If you’re an investor in Nintendo you might want to check on your portfolio right about now, because odds are it just took a big hit. That’s because Nintendo’s stock took a dive today, the biggest in 25 years, after investors seemingly remembered that Nintendo isn’t actually the company behind Pokémon GO.
Shares in Nintendo dropped by 18% at market close today, wiping out more than $6.5 billion in the company’s market value. The market panic seems to have ensued after Nintendo put out a press release on Friday, announcing that Pokémon GO, the current gaming fad that has taken the world by storm, would only have a “limited” impact on the company’s bottom line.
Pokémon GO was recently launched to much anticipation around the world, as the mixed reality video game quickly exploded in popularity. The title, becoming an instant hit, also brought investors knocking on Nintendo’s door, whose stock nearly doubled since the app launched. Apparently the fact that Nintendo is only a small investor in Niantic, the company that actually made Pokémon GO, escaped most investors, despite being widely-known and reported.

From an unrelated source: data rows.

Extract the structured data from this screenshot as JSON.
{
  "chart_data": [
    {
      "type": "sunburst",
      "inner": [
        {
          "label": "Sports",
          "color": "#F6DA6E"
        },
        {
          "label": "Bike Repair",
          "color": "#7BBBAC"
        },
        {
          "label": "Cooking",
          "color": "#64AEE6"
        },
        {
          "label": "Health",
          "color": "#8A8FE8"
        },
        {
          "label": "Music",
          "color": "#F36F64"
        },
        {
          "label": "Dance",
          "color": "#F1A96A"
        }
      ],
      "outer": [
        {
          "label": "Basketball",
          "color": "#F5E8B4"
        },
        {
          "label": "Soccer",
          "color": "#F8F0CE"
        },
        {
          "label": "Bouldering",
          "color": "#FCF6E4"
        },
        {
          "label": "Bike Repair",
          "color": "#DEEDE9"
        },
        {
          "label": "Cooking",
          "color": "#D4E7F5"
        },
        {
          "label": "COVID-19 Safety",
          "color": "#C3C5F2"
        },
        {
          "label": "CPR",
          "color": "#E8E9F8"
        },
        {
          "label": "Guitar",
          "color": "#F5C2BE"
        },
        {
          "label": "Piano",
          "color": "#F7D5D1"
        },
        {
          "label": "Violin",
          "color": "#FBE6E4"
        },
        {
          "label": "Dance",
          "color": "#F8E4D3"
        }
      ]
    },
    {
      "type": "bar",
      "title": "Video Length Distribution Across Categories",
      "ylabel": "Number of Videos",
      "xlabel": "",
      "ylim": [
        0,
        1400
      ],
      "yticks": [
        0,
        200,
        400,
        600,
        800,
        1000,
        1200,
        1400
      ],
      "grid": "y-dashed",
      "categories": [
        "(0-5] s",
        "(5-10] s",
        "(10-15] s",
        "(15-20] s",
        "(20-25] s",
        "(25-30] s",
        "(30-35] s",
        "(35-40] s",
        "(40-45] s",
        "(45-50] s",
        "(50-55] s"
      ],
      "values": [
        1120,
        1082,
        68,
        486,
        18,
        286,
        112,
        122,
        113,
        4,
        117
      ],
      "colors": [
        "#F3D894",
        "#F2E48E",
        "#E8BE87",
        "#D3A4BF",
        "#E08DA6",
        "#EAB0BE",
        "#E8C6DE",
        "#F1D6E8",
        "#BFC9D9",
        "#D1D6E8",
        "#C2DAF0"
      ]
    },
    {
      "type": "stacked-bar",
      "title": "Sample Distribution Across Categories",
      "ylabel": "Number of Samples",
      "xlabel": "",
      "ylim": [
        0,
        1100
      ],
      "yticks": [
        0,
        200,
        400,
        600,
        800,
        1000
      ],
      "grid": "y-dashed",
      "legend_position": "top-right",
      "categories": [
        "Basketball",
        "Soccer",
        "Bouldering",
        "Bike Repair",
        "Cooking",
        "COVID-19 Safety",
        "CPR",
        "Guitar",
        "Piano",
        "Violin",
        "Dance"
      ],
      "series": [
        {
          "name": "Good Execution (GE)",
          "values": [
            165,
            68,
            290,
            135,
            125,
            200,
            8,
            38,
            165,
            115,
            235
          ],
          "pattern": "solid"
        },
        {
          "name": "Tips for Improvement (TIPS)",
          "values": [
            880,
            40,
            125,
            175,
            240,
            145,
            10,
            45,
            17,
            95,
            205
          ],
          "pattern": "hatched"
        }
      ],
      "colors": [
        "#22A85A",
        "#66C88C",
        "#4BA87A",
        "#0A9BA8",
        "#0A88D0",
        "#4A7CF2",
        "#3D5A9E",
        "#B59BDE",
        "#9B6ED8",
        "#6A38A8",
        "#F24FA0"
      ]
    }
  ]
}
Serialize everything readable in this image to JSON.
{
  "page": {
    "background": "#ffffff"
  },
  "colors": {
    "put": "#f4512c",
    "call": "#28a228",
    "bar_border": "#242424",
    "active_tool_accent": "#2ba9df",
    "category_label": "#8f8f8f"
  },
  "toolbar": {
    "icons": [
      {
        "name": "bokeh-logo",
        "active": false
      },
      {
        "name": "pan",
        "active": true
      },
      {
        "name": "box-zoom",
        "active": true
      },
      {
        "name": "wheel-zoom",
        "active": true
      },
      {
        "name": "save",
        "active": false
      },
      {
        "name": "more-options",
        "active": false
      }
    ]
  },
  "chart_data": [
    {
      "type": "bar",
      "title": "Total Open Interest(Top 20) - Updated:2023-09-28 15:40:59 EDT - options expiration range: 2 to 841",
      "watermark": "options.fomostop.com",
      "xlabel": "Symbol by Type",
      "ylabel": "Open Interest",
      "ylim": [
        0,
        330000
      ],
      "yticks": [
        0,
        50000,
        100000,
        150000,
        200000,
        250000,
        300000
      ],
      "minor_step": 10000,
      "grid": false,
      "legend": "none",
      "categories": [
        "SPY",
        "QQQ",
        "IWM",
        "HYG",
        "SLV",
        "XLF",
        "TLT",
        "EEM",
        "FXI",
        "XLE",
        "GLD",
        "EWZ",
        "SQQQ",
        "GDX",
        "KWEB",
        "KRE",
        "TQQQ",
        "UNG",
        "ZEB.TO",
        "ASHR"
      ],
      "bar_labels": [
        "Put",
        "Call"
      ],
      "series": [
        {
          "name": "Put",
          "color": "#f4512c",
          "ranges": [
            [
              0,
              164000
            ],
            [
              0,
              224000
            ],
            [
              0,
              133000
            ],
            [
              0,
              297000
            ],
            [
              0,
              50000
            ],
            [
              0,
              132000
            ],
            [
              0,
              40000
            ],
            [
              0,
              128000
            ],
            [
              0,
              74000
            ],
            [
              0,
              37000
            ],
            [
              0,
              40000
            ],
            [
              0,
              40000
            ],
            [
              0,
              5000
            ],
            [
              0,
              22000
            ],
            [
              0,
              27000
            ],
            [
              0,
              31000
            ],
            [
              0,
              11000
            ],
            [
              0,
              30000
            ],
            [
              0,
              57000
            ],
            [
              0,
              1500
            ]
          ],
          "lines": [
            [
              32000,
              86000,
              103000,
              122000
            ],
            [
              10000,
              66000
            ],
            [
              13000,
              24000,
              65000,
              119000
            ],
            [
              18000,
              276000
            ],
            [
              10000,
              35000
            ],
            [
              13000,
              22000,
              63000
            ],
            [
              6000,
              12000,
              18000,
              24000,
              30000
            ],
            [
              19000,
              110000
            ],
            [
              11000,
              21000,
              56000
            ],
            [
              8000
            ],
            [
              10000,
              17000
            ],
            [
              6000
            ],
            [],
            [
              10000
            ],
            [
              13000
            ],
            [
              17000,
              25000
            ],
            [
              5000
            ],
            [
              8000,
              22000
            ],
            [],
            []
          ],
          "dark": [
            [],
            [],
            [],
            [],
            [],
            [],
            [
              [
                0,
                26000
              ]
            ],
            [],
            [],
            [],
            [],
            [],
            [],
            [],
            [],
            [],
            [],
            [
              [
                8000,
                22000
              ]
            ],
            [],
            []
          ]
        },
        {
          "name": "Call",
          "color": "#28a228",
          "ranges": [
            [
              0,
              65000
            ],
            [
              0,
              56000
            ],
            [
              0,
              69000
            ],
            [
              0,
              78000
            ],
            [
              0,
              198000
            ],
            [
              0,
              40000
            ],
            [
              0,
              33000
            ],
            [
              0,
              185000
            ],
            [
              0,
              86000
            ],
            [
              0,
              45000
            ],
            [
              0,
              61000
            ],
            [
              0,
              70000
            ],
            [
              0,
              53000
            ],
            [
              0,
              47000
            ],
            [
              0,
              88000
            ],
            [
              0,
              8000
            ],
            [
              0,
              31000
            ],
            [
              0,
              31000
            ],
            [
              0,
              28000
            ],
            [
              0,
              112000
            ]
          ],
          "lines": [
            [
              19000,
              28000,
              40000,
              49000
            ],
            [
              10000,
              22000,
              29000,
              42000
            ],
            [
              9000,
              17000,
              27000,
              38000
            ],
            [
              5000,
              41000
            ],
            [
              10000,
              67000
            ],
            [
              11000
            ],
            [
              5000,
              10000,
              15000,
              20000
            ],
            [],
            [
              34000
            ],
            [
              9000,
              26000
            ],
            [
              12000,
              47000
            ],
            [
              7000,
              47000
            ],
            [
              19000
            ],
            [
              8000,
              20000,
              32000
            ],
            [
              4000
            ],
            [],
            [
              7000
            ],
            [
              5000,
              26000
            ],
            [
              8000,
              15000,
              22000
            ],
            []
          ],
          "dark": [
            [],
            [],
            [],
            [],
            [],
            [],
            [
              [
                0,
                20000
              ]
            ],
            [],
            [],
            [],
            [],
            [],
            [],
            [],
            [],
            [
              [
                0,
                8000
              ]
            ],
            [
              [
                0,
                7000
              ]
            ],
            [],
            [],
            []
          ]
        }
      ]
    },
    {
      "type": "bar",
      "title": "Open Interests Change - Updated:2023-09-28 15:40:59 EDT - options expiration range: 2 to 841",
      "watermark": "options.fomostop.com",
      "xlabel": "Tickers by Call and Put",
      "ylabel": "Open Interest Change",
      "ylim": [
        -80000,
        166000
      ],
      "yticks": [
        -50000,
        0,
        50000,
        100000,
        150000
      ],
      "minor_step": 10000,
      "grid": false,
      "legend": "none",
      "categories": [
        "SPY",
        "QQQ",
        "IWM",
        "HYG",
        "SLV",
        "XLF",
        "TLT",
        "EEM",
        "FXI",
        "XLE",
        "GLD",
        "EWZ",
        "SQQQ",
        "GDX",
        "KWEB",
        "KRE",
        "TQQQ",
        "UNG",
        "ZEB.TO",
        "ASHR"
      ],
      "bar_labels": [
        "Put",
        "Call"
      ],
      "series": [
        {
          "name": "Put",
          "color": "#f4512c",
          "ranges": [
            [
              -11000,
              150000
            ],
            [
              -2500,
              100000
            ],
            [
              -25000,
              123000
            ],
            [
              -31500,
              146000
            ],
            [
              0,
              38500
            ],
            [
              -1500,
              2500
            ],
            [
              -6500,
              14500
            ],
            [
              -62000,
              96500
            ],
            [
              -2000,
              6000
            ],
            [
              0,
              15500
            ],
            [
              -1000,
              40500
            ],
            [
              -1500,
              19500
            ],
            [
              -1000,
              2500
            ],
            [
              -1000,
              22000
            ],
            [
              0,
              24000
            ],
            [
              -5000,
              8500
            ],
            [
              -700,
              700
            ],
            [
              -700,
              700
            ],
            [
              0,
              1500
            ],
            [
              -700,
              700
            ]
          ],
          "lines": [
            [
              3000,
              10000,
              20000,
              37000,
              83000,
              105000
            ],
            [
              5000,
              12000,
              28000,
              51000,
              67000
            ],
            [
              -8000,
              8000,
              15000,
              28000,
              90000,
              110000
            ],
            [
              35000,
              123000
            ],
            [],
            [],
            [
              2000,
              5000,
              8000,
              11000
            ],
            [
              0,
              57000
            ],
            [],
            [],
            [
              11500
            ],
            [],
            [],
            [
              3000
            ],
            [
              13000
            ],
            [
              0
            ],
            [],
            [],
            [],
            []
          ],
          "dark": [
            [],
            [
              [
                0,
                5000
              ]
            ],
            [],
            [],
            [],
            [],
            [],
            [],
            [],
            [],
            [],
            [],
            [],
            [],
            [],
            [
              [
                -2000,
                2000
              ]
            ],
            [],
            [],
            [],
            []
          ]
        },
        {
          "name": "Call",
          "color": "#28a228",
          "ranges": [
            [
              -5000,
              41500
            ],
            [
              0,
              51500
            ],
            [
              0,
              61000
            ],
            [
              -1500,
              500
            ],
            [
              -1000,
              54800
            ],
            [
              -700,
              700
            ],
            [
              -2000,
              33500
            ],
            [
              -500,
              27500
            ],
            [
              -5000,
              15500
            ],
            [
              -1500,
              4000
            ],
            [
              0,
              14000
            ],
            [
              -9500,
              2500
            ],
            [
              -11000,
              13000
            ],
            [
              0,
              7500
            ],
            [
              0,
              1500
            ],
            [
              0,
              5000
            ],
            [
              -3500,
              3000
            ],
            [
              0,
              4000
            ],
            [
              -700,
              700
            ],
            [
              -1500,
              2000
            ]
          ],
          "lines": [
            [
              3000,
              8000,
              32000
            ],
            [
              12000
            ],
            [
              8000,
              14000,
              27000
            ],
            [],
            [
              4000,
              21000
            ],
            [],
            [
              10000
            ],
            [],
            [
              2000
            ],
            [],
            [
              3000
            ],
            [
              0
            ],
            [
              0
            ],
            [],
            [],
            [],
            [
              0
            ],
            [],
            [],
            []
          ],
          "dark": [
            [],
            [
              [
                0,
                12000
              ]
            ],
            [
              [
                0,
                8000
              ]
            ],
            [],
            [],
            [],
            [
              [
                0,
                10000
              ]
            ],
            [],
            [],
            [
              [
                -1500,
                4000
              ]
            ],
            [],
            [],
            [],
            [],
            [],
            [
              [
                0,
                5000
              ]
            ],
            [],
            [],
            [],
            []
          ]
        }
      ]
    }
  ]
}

By some estimates Nintendo only owns 13% of the Pokémon GO app from Niantic, leaving the company with little room for the explosive growth that investors were seemingly waiting for. While long-term, the success of Pokémon GO proves the value of Nintendo’s IP, the company warned that expectations were overinflated and that short-term earnings from the recent launch Japan had already been factored into the numbers.
Nintendo is expected to announce around $330 million in yearly profits come Wednesday when the company publishes its latest earnings report.